并行计算架构和编程 | Assignment 2: Building A Task Execution Library from the Ground Up

from pixiv

PART_A

这里我将重点对TaskSystemParallelThreadPoolSleeping的实现进行讨论。

这里实际上要求我们实现线程池，在此基础上我还实现了任务队列，当然对于这题实际上并不需要用任务队列来管理动态分配，使用了任务队列执行速度会有所下降

我参考的通用性任务队列+线程池实现方式的博客为[C++] C++ 有什么好用的线程池？

实际上我感觉这个线程池实现是有问题的，主要在于使用条件变量进行notify时，若线程还未进入wait，notify后才进入wait,那么很可能导致线程因接收不到notify而一直wait下去，这个问题在接下来的条件变量中进行详细讨论。
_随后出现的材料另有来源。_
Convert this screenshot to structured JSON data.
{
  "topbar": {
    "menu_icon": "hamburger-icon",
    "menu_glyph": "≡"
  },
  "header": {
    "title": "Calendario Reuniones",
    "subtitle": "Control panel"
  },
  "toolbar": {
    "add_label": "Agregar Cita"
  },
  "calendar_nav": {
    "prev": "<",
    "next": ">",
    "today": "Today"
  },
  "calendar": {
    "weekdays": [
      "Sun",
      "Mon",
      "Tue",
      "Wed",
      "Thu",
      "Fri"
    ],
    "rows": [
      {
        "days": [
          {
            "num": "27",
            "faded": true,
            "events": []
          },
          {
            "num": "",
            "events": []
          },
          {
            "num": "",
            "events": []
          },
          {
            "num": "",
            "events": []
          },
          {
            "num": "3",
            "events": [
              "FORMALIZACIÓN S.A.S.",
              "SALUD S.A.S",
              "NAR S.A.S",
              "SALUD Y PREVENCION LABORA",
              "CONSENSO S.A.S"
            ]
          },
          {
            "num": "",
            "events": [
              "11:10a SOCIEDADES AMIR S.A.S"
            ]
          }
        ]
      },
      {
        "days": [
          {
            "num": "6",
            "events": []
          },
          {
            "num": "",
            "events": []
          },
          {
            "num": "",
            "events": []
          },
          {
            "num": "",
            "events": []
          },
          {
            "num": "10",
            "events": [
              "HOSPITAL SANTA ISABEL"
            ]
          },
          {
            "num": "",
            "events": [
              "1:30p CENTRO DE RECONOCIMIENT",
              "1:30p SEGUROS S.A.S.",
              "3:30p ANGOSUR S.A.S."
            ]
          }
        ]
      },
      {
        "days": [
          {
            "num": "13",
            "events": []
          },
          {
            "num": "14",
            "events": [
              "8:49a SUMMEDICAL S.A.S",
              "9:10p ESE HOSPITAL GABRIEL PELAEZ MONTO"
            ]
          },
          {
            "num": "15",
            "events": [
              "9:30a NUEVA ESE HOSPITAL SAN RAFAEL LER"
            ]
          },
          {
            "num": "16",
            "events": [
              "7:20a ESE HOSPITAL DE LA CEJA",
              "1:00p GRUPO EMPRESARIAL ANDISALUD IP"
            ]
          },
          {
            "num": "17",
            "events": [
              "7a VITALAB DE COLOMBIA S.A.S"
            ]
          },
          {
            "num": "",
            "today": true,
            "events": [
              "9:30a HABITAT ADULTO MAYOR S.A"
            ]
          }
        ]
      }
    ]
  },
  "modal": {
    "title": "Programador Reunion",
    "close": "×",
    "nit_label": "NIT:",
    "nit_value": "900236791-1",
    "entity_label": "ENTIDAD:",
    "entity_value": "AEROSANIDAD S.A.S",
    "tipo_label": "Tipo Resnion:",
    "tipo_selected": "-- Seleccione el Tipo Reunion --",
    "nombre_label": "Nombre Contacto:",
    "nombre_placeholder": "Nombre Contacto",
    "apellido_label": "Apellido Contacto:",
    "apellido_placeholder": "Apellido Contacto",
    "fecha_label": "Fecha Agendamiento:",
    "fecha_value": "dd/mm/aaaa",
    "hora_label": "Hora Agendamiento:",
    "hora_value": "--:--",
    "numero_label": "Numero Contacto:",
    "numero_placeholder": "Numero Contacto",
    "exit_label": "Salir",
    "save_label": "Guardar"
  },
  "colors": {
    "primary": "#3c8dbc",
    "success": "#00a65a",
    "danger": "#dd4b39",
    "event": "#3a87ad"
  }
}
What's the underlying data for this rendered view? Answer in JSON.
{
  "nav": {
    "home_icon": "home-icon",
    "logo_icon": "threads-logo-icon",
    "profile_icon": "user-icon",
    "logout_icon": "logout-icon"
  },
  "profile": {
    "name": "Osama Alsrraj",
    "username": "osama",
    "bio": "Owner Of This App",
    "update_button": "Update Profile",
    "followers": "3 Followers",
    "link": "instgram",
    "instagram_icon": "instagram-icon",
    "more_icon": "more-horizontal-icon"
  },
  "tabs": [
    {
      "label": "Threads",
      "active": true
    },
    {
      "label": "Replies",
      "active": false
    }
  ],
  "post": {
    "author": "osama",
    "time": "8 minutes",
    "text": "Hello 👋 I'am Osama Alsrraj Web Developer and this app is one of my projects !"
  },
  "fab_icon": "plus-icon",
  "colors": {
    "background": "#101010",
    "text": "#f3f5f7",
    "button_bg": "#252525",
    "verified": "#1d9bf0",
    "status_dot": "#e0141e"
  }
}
针对Part_ATaskSystemParallelThreadPoolSleeping的优雅实现博客

通过三个变量优雅实现任务的动态分配以及线程池中线程wait和run中主线程的wait: num_done_tasks，num_left_tasks，num_total_tasks

初始化

在run函数初始阶段，初始化num_done_tasks = 0, num_total_tasks = num_total_tasks, num_left_tasks = num_total_tasks

num_total_tasks为run函数的传参

条件变量的等待与唤醒

run函数初始化num_left_tasks = num_total_tasks后，notify线程池中的线程，然后当num_done_tasks != num_total_tasks时，run函数一直wait

当num_left_tasks <= 0时, 线程池中的线程一直wait，否则完成任务taskIDnum_total_tasks - num_left_tasks, 完成后对num_left_tasks--, num_done_tasks++.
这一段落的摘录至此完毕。